As I read the php manual on this function, I though that I was executing it correctly. Unfortunately I'm getting this error:
Warning: mysqli_fetch_array() expects parameter 1 to be mysqli_result, boolean given on line 94
with this code:
$upSQL = "SELECT * FROM rated_teams WHERE server='$server' AND name='$teamname' AND master='2' ORDER BY id ASC;";
$upSQL .="SELECT name, rating FROM rated_teams WHERE server='$server' AND master='1'";
//echo $upSQL. "<br />";
$upresult=mysqli_multi_query($con, $upSQL);
$i=1;
$j=1;
$myrating=0;
while($row = mysqli_fetch_array($upresult)) { //LINE 94
if ($row['win'] == 1 && $i <= 3) {
echo $i++ . "first 3 wins <br />";
$myrating+=10;
$j++;
} else {
if ($row['name'] == $opposer && $row['master'] == 1) {
echo $opposer . " " . $row['rating'];
echo $j++. " j<br />";
}
}
}
echo $myrating;
So, the direct question is: Why is this code incorrect?

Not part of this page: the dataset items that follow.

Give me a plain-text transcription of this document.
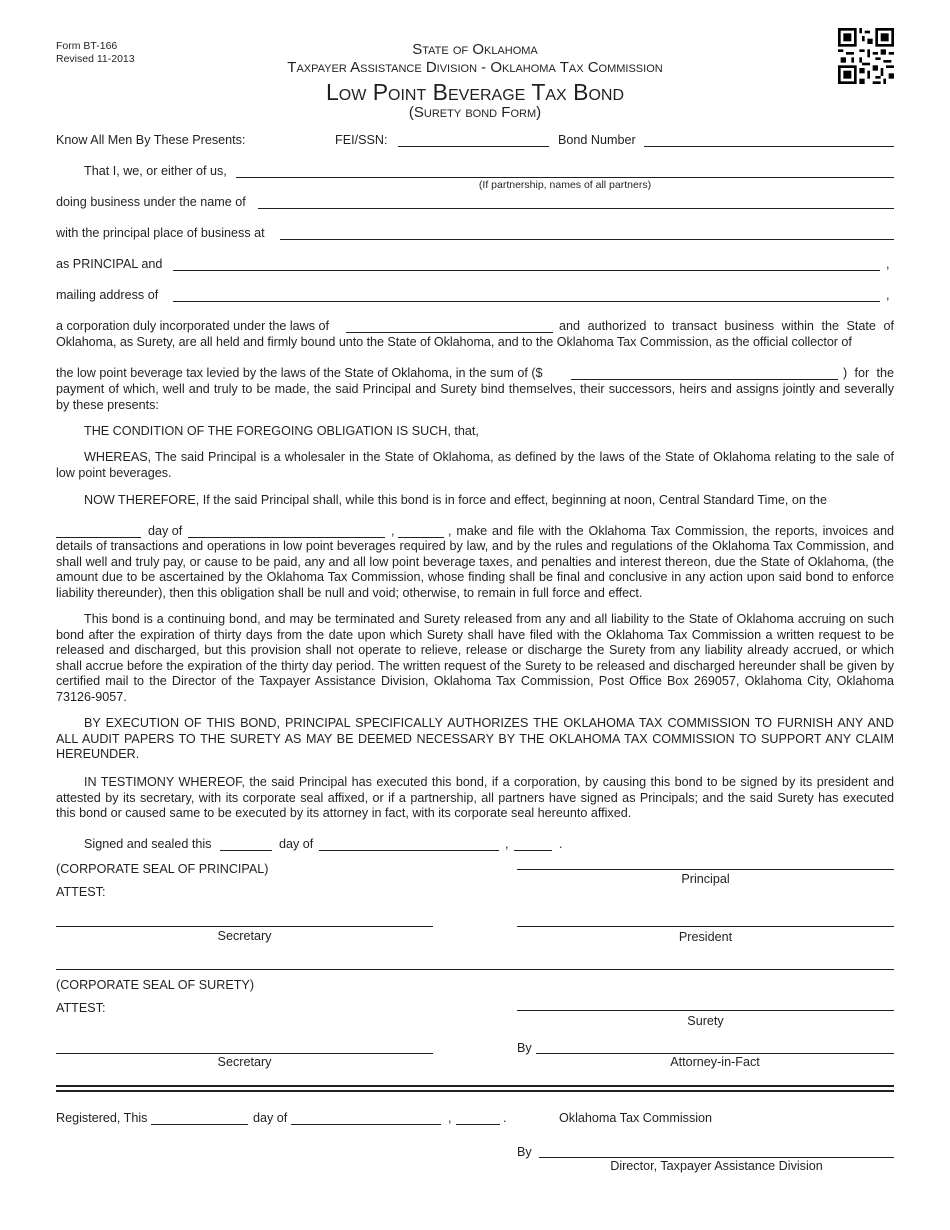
Form BT-166
Revised 11-2013
State of Oklahoma
Taxpayer Assistance Division - Oklahoma Tax Commission
Low Point Beverage Tax Bond
(Surety bond Form)
Know All Men By These Presents:	FEI/SSN:	Bond Number
That I, we, or either of us,
(If partnership, names of all partners)
doing business under the name of
with the principal place of business at
as PRINCIPAL and	,
mailing address of	,
a corporation duly incorporated under the laws of	and authorized to transact business within the State of
Oklahoma, as Surety, are all held and firmly bound unto the State of Oklahoma, and to the Oklahoma Tax Commission, as the official collector of
the low point beverage tax levied by the laws of the State of Oklahoma, in the sum of ($	) for the

payment of which, well and truly to be made, the said Principal and Surety bind themselves, their successors, heirs and assigns jointly and severally by these presents:

THE CONDITION OF THE FOREGOING OBLIGATION IS SUCH, that,

WHEREAS, The said Principal is a wholesaler in the State of Oklahoma, as defined by the laws of the State of Oklahoma relating to the sale of low point beverages.

NOW THEREFORE, If the said Principal shall, while this bond is in force and effect, beginning at noon, Central Standard Time, on the
day of	,	, make and file with the Oklahoma Tax Commission, the reports, invoices and

details of transactions and operations in low point beverages required by law, and by the rules and regulations of the Oklahoma Tax Commission, and shall well and truly pay, or cause to be paid, any and all low point beverage taxes, and penalties and interest thereon, due the State of Oklahoma, (the amount due to be ascertained by the Oklahoma Tax Commission, whose finding shall be final and conclusive in any action upon said bond to enforce liability thereunder), then this obligation shall be null and void; otherwise, to remain in full force and effect.

This bond is a continuing bond, and may be terminated and Surety released from any and all liability to the State of Oklahoma accruing on such bond after the expiration of thirty days from the date upon which Surety shall have filed with the Oklahoma Tax Commission a written request to be released and discharged, but this provision shall not operate to relieve, release or discharge the Surety from any liability already accrued, or which shall accrue before the expiration of the thirty day period. The written request of the Surety to be released and discharged hereunder shall be given by certified mail to the Director of the Taxpayer Assistance Division, Oklahoma Tax Commission, Post Office Box 269057, Oklahoma City, Oklahoma 73126-9057.

BY EXECUTION OF THIS BOND, PRINCIPAL SPECIFICALLY AUTHORIZES THE OKLAHOMA TAX COMMISSION TO FURNISH ANY AND ALL AUDIT PAPERS TO THE SURETY AS MAY BE DEEMED NECESSARY BY THE OKLAHOMA TAX COMMISSION TO SUPPORT ANY CLAIM HEREUNDER.

IN TESTIMONY WHEREOF, the said Principal has executed this bond, if a corporation, by causing this bond to be signed by its president and attested by its secretary, with its corporate seal affixed, or if a partnership, all partners have signed as Principals; and the said Surety has executed this bond or caused same to be executed by its attorney in fact, with its corporate seal hereunto affixed.

Signed and sealed this	day of	,	.
(CORPORATE SEAL OF PRINCIPAL)
ATTEST:
Principal
Secretary	President
(CORPORATE SEAL OF SURETY)
ATTEST:
Surety
Secretary
By
Attorney-in-Fact
Registered, This	day of	,	.	Oklahoma Tax Commission
By
Director, Taxpayer Assistance Division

The mysqli_multi_query method returns a boolean, while the method mysqli_fetch_array is supposed to be passed a mysqli_result, as the error tells you. You need to instead use the mysqli_store_result method as seen here:
http://php.net/manual/en/mysqli.multi-query.php
Using this method, you can loop through the results, as so:
if (mysqli_multi_query($con, $upSQL)) {
do {
if ($result = mysqli_store_result($con)) {
while ($row = mysqli_fetch_row($result)) {
$currentresult = $row[0];
}
mysqli_free_result($result);
}
} while (mysqli_next_result($con));
}
The do-while makes sure that your first result is there before going to the others, and gets that result, and then gives you the next results in the while segment of the loop. Hope this was helpful.